On Mon, Feb 12, 2018 at 5:41 PM Kenneth Knowles <k...@google.com> wrote:
> Hi Carlos,
> You are quite correct that choosing the keys is important for work to be
> evenly distributed. The reason you need to have a KvCoder is that state is
> partitioned per key (to give natural & automatic parallelism) and window
> (to allow reclaiming expired state so you can process unbounded data with
> bounded storage, and also more parallelism). To a Beam runner, most data in
> the pipeline is "just bytes" that it cannot interpret.
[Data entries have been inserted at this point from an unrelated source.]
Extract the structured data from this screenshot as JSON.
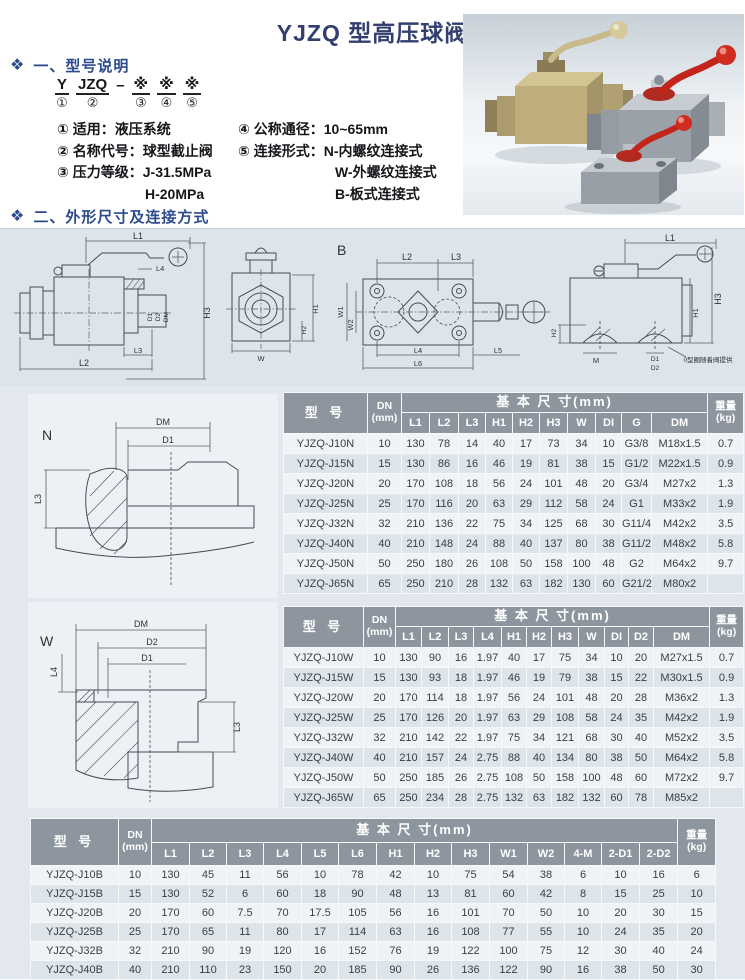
{
  "header": {
    "title": "YJZQ 型高压球阀"
  },
  "section1": {
    "bullet": "❖",
    "heading": "一、型号说明",
    "code": {
      "y": "Y",
      "jzq": "JZQ",
      "dash": "–",
      "star": "※",
      "n1": "①",
      "n2": "②",
      "n3": "③",
      "n4": "④",
      "n5": "⑤"
    },
    "legend_left": [
      "① 适用：液压系统",
      "② 名称代号：球型截止阀",
      "③ 压力等级：J-31.5MPa",
      "H-20MPa"
    ],
    "legend_right": [
      "④ 公称通径：10~65mm",
      "⑤ 连接形式：N-内螺纹连接式",
      "W-外螺纹连接式",
      "B-板式连接式"
    ]
  },
  "section2": {
    "bullet": "❖",
    "heading": "二、外形尺寸及连接方式"
  },
  "drawings": {
    "band": {
      "a_l1": "L1",
      "a_l2": "L2",
      "a_l3": "L3",
      "a_l4": "L4",
      "a_h3": "H3",
      "a_d1": "D1",
      "a_d2": "D2",
      "a_dm": "DM",
      "f_w": "W",
      "f_h1": "H1",
      "f_h2": "H2",
      "b_label": "B",
      "p_l2": "L2",
      "p_l3": "L3",
      "p_l4": "L4",
      "p_l5": "L5",
      "p_l6": "L6",
      "p_w1": "W1",
      "p_w2": "W2",
      "s_l1": "L1",
      "s_h1": "H1",
      "s_h2": "H2",
      "s_h3": "H3",
      "s_m": "M",
      "s_d1": "D1",
      "s_d2": "D2",
      "note": "0型圈随着阀提供"
    },
    "n_view": {
      "label": "N",
      "dm": "DM",
      "d1": "D1",
      "l3": "L3"
    },
    "w_view": {
      "label": "W",
      "dm": "DM",
      "d2": "D2",
      "d1": "D1",
      "l4": "L4",
      "l3": "L3"
    }
  },
  "tables": {
    "n": {
      "col_model": "型 号",
      "col_dn": [
        "DN",
        "(mm)"
      ],
      "group_header": "基 本 尺 寸(mm)",
      "dim_cols": [
        "L1",
        "L2",
        "L3",
        "H1",
        "H2",
        "H3",
        "W",
        "DI",
        "G",
        "DM"
      ],
      "col_weight": [
        "重量",
        "(kg)"
      ],
      "rows": [
        [
          "YJZQ-J10N",
          "10",
          "130",
          "78",
          "14",
          "40",
          "17",
          "73",
          "34",
          "10",
          "G3/8",
          "M18x1.5",
          "0.7"
        ],
        [
          "YJZQ-J15N",
          "15",
          "130",
          "86",
          "16",
          "46",
          "19",
          "81",
          "38",
          "15",
          "G1/2",
          "M22x1.5",
          "0.9"
        ],
        [
          "YJZQ-J20N",
          "20",
          "170",
          "108",
          "18",
          "56",
          "24",
          "101",
          "48",
          "20",
          "G3/4",
          "M27x2",
          "1.3"
        ],
        [
          "YJZQ-J25N",
          "25",
          "170",
          "116",
          "20",
          "63",
          "29",
          "112",
          "58",
          "24",
          "G1",
          "M33x2",
          "1.9"
        ],
        [
          "YJZQ-J32N",
          "32",
          "210",
          "136",
          "22",
          "75",
          "34",
          "125",
          "68",
          "30",
          "G11/4",
          "M42x2",
          "3.5"
        ],
        [
          "YJZQ-J40N",
          "40",
          "210",
          "148",
          "24",
          "88",
          "40",
          "137",
          "80",
          "38",
          "G11/2",
          "M48x2",
          "5.8"
        ],
        [
          "YJZQ-J50N",
          "50",
          "250",
          "180",
          "26",
          "108",
          "50",
          "158",
          "100",
          "48",
          "G2",
          "M64x2",
          "9.7"
        ],
        [
          "YJZQ-J65N",
          "65",
          "250",
          "210",
          "28",
          "132",
          "63",
          "182",
          "130",
          "60",
          "G21/2",
          "M80x2",
          ""
        ]
      ]
    },
    "w": {
      "col_model": "型 号",
      "col_dn": [
        "DN",
        "(mm)"
      ],
      "group_header": "基 本 尺 寸(mm)",
      "dim_cols": [
        "L1",
        "L2",
        "L3",
        "L4",
        "H1",
        "H2",
        "H3",
        "W",
        "DI",
        "D2",
        "DM"
      ],
      "col_weight": [
        "重量",
        "(kg)"
      ],
      "rows": [
        [
          "YJZQ-J10W",
          "10",
          "130",
          "90",
          "16",
          "1.97",
          "40",
          "17",
          "75",
          "34",
          "10",
          "20",
          "M27x1.5",
          "0.7"
        ],
        [
          "YJZQ-J15W",
          "15",
          "130",
          "93",
          "18",
          "1.97",
          "46",
          "19",
          "79",
          "38",
          "15",
          "22",
          "M30x1.5",
          "0.9"
        ],
        [
          "YJZQ-J20W",
          "20",
          "170",
          "114",
          "18",
          "1.97",
          "56",
          "24",
          "101",
          "48",
          "20",
          "28",
          "M36x2",
          "1.3"
        ],
        [
          "YJZQ-J25W",
          "25",
          "170",
          "126",
          "20",
          "1.97",
          "63",
          "29",
          "108",
          "58",
          "24",
          "35",
          "M42x2",
          "1.9"
        ],
        [
          "YJZQ-J32W",
          "32",
          "210",
          "142",
          "22",
          "1.97",
          "75",
          "34",
          "121",
          "68",
          "30",
          "40",
          "M52x2",
          "3.5"
        ],
        [
          "YJZQ-J40W",
          "40",
          "210",
          "157",
          "24",
          "2.75",
          "88",
          "40",
          "134",
          "80",
          "38",
          "50",
          "M64x2",
          "5.8"
        ],
        [
          "YJZQ-J50W",
          "50",
          "250",
          "185",
          "26",
          "2.75",
          "108",
          "50",
          "158",
          "100",
          "48",
          "60",
          "M72x2",
          "9.7"
        ],
        [
          "YJZQ-J65W",
          "65",
          "250",
          "234",
          "28",
          "2.75",
          "132",
          "63",
          "182",
          "132",
          "60",
          "78",
          "M85x2",
          ""
        ]
      ]
    },
    "b": {
      "col_model": "型 号",
      "col_dn": [
        "DN",
        "(mm)"
      ],
      "group_header": "基 本 尺 寸(mm)",
      "dim_cols": [
        "L1",
        "L2",
        "L3",
        "L4",
        "L5",
        "L6",
        "H1",
        "H2",
        "H3",
        "W1",
        "W2",
        "4-M",
        "2-D1",
        "2-D2"
      ],
      "col_weight": [
        "重量",
        "(kg)"
      ],
      "rows": [
        [
          "YJZQ-J10B",
          "10",
          "130",
          "45",
          "11",
          "56",
          "10",
          "78",
          "42",
          "10",
          "75",
          "54",
          "38",
          "6",
          "10",
          "16",
          "6"
        ],
        [
          "YJZQ-J15B",
          "15",
          "130",
          "52",
          "6",
          "60",
          "18",
          "90",
          "48",
          "13",
          "81",
          "60",
          "42",
          "8",
          "15",
          "25",
          "10"
        ],
        [
          "YJZQ-J20B",
          "20",
          "170",
          "60",
          "7.5",
          "70",
          "17.5",
          "105",
          "56",
          "16",
          "101",
          "70",
          "50",
          "10",
          "20",
          "30",
          "15"
        ],
        [
          "YJZQ-J25B",
          "25",
          "170",
          "65",
          "11",
          "80",
          "17",
          "114",
          "63",
          "16",
          "108",
          "77",
          "55",
          "10",
          "24",
          "35",
          "20"
        ],
        [
          "YJZQ-J32B",
          "32",
          "210",
          "90",
          "19",
          "120",
          "16",
          "152",
          "76",
          "19",
          "122",
          "100",
          "75",
          "12",
          "30",
          "40",
          "24"
        ],
        [
          "YJZQ-J40B",
          "40",
          "210",
          "110",
          "23",
          "150",
          "20",
          "185",
          "90",
          "26",
          "136",
          "122",
          "90",
          "16",
          "38",
          "50",
          "30"
        ]
      ]
    }
  }
}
KvCoder is a special
> case where a runner knows the binary layout of encoded data so it can pull
> out the keys in order to shuffle data of the same key to the same place, so
> that is why it has to be a KvCoder.
> On Mon, Feb 12, 2018 at 5:52 AM, Carlos Alonso <car...@mrcalonso.com>
>> I was refactoring my solution a bit and tried to make my stateful
>> transform to work on simple case classes and I got this exception:
>> https://pastebin.com/x4xADmvL . I'd like to understand the rationale
>> behind this as I think carefully choosing the keys would be very important
>> in order for the work to be properly distributed.